The price of a barrel of North Sea Brent for delivery in December fell by 2.09%, to close at $84.07.

The American West Texas Intermediate (WTI), maturing in November, lost 2.26% to $82.31.

In six sessions, Brent fell by 14% and WTI by 13%.

“The surge in bond rates has cast doubt on the global economic outlook,” and on the globe’s appetite for black gold in the months to come, explained Edward Moya of Oanda in a note. These rates increase the cost of money and threaten to curb consumption.

“Oil products are showing signs of demand destruction” as energy prices take off, underlines Robert Yawger of Mizuho.

Gasoline volumes delivered to the United States fell last week to their lowest level in 25 years for this time of year, according to figures released Wednesday by the U.S. Energy Information Administration (EIA).
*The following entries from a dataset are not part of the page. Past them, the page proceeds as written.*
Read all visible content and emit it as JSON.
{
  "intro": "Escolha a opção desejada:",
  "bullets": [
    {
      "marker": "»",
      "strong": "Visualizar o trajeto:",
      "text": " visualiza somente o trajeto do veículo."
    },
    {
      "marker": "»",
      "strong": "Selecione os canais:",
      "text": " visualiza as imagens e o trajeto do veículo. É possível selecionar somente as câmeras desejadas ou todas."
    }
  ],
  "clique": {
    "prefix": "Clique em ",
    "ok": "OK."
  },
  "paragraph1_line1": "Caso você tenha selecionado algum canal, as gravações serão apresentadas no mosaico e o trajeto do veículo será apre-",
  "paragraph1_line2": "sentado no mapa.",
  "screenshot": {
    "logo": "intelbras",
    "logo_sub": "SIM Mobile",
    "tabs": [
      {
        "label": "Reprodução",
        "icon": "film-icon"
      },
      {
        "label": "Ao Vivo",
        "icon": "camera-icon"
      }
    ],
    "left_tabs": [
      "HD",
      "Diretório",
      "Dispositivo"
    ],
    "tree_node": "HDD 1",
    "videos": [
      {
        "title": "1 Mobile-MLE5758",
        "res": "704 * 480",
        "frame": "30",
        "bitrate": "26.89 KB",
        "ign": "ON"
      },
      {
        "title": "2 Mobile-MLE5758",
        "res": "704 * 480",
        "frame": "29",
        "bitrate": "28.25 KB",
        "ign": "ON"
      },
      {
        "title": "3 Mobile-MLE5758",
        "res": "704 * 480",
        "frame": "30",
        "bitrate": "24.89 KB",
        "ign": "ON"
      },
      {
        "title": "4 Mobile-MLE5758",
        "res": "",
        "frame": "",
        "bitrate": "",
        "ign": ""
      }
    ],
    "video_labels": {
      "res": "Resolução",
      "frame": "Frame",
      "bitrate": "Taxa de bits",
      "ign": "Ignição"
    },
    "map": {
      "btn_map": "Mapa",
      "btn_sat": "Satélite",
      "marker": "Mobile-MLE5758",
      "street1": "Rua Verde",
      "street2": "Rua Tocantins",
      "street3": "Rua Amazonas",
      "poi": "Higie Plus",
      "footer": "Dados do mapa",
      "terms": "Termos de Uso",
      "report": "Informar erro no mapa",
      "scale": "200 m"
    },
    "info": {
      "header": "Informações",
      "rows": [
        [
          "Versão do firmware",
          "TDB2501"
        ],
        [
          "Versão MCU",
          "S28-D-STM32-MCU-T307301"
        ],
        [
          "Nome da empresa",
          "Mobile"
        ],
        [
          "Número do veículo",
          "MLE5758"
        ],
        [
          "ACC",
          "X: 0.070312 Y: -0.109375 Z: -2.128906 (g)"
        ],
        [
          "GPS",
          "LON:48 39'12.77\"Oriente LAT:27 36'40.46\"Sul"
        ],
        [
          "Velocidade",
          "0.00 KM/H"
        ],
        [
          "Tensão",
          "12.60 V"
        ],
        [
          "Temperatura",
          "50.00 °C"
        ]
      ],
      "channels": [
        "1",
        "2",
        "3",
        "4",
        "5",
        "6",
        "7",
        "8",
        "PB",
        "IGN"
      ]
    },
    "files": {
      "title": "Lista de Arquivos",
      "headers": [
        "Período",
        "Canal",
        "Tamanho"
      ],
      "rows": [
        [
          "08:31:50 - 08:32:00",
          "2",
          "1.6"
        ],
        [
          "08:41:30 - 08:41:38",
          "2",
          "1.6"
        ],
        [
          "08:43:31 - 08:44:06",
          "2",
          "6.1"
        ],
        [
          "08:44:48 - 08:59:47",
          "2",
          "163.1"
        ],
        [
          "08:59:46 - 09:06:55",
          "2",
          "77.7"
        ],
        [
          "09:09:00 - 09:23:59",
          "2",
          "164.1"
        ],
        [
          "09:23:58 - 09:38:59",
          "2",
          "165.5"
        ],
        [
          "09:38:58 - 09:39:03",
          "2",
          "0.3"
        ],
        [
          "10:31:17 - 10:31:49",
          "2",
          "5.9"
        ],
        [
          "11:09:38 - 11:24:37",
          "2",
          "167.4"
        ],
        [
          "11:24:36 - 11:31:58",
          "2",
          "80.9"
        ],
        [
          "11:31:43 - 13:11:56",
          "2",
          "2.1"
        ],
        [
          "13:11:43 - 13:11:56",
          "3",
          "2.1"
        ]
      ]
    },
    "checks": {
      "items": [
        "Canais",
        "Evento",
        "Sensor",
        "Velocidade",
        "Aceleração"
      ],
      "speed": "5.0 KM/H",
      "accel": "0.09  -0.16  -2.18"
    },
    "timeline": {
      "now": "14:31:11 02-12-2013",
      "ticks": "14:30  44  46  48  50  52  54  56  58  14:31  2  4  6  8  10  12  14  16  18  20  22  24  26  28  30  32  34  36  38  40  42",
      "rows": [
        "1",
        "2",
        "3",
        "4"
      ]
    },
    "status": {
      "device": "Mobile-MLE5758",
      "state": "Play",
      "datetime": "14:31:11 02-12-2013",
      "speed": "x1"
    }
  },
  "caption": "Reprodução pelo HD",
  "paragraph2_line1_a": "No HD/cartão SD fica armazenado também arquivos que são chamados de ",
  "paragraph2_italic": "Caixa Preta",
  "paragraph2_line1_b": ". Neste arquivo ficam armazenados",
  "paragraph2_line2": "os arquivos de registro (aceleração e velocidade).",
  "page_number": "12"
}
Furthermore, harvests in the Northern Hemisphere and the approach of winter usually push the prices of diesel and fuel oil upwards once they enter autumn.

But since mid-September, the wholesale price of American diesel has fallen by more than 16%, and its European equivalent by more than 15% compared to Friday.

As for American fuel oil, it plunged 18% in three weeks.

“This means there is less demand for crude” from refineries, explains Robert Yawger, which could encourage them, according to him, to extend their maintenance season, traditionally in October, which would further reduce their needs.

For the analyst, WTI should find support around 81 dollars if it continues to decline, and even more at 80. At these levels “the fundamentals would no longer justify continuing to fall”.

“The commitment of Saudi Arabia and Russia to extend their reductions” in volumes “provides a floor” for prices, according to Susannah Streeter of Hargreaves Lansdown.

“OPEC (Organization of the Petroleum Exporting Countries and its allies) has done a lot of work to get crude back to $90 a barrel,” recalls Edward Moya, “and it is likely that they will do everything they can. can to ensure that prices do not return to their lowest levels of the year,” around $65 for WTI.